Though it adopts several conventions of Hollywood thrillers, “She Dies Tomorrow” is more of a therapeutic psychodrama. With the specter of certain death looming over Jane and her social circle, they all drop the facade of politeness and become brutally honest, both with one another and with themselves. The societal conventions that once dictated their actions have lost their relevance, and fatalistic clarity allows the characters to burn bridges in manners that are at once relatable and farcical.
“She Dies Tomorrow” displays a unique sense of humor by injecting the overarching fatalism with moments of absurdist black comedy. As Amy comes to terms with her rapidly approaching death, for example, she browses online storefronts for a suitably fashionable urn.
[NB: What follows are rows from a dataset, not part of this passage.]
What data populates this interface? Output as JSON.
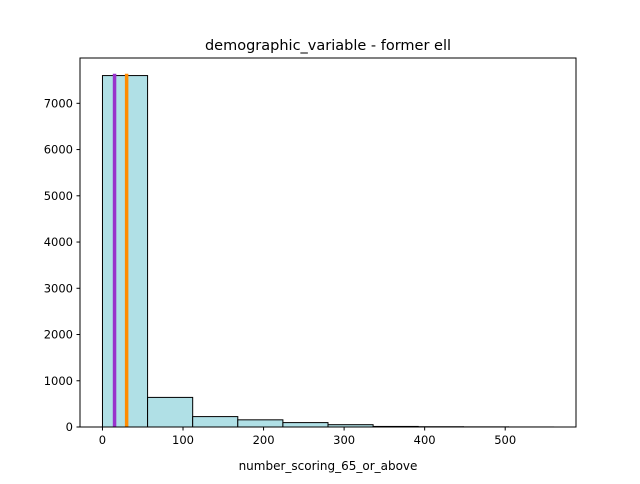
{
  "chart_data": {
    "type": "bar",
    "title": "demographic_variable - former ell",
    "xlabel": "number_scoring_65_or_above",
    "ylabel": "",
    "xlim": [
      -27.9,
      587.9
    ],
    "ylim": [
      0,
      7980
    ],
    "x_ticks": [
      {
        "value": 0,
        "label": "0"
      },
      {
        "value": 100,
        "label": "100"
      },
      {
        "value": 200,
        "label": "200"
      },
      {
        "value": 300,
        "label": "300"
      },
      {
        "value": 400,
        "label": "400"
      },
      {
        "value": 500,
        "label": "500"
      }
    ],
    "y_ticks": [
      {
        "value": 0,
        "label": "0"
      },
      {
        "value": 1000,
        "label": "1000"
      },
      {
        "value": 2000,
        "label": "2000"
      },
      {
        "value": 3000,
        "label": "3000"
      },
      {
        "value": 4000,
        "label": "4000"
      },
      {
        "value": 5000,
        "label": "5000"
      },
      {
        "value": 6000,
        "label": "6000"
      },
      {
        "value": 7000,
        "label": "7000"
      }
    ],
    "bins": [
      {
        "start": 0,
        "end": 56,
        "count": 7600
      },
      {
        "start": 56,
        "end": 112,
        "count": 640
      },
      {
        "start": 112,
        "end": 168,
        "count": 225
      },
      {
        "start": 168,
        "end": 224,
        "count": 155
      },
      {
        "start": 224,
        "end": 280,
        "count": 95
      },
      {
        "start": 280,
        "end": 336,
        "count": 50
      },
      {
        "start": 336,
        "end": 392,
        "count": 12
      },
      {
        "start": 392,
        "end": 448,
        "count": 6
      },
      {
        "start": 448,
        "end": 504,
        "count": 3
      },
      {
        "start": 504,
        "end": 560,
        "count": 1
      }
    ],
    "vlines": [
      {
        "x": 15,
        "y_top": 7640,
        "color": "#9932cc"
      },
      {
        "x": 30,
        "y_top": 7640,
        "color": "#ff8c00"
      }
    ],
    "bar_color": "#b0e0e6",
    "edge_color": "#000000",
    "grid": false,
    "legend": "none"
  }
}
Then, she changes her mind — she’d rather be turned into a leather jacket, because at least she’d “be useful in death.”
Amy is an obvious stand-in for her namesake, the filmmaker, who imbues Amy with a natural believability. Seimetz’s unique sense of character and her frequent collaborator Sheil’s blank yet expressive performance work together to perfectly establish Amy in the opening scenes — she’s the sort of person who, in her abject melancholy, lies on the floor and listens to vinyl records of Mozart on repeat. Likewise, Adams adeptly plays Jane with a dry wit and impeccable sense of timing.
Despite the strong start, however, Seimetz’s script soon runs out of any solid ideas that could serve to elaborate on the premise. “She Dies Tomorrow” is impressively shot and edited, using a nonlinear timeline to create fragments of skewed perspectives that are brought to life in neon. The Mondo Boys’ hypnotic arrangement of Mozart’s “Requiem in D minor,” appropriately written on the composer’s deathbed, along with a droning original score, fill each scene with desolation. Yet for all this craft, “She Dies Tomorrow” doesn’t take its premise far enough. When it should arrive at a point, Seimetz’s story meanders into esoteric, albeit artful, abstraction.
Clearly, “She Dies Tomorrow” is intensely personal to Seimetz. However, her characters have so much soul-searching to do that they leave the audience behind. While it retains some of its impact because of Seimetz’s nuanced approach to conversations most veer away from, what mainly resonates is her depiction of humanity as incapable of facing unpleasant truths until they are inevitable. In an era of online classes and social distancing, “She Dies Tomorrow” works because it thrives on the mood Amy sums up as “It’s OK. I mean, it’s not OK. It just is.”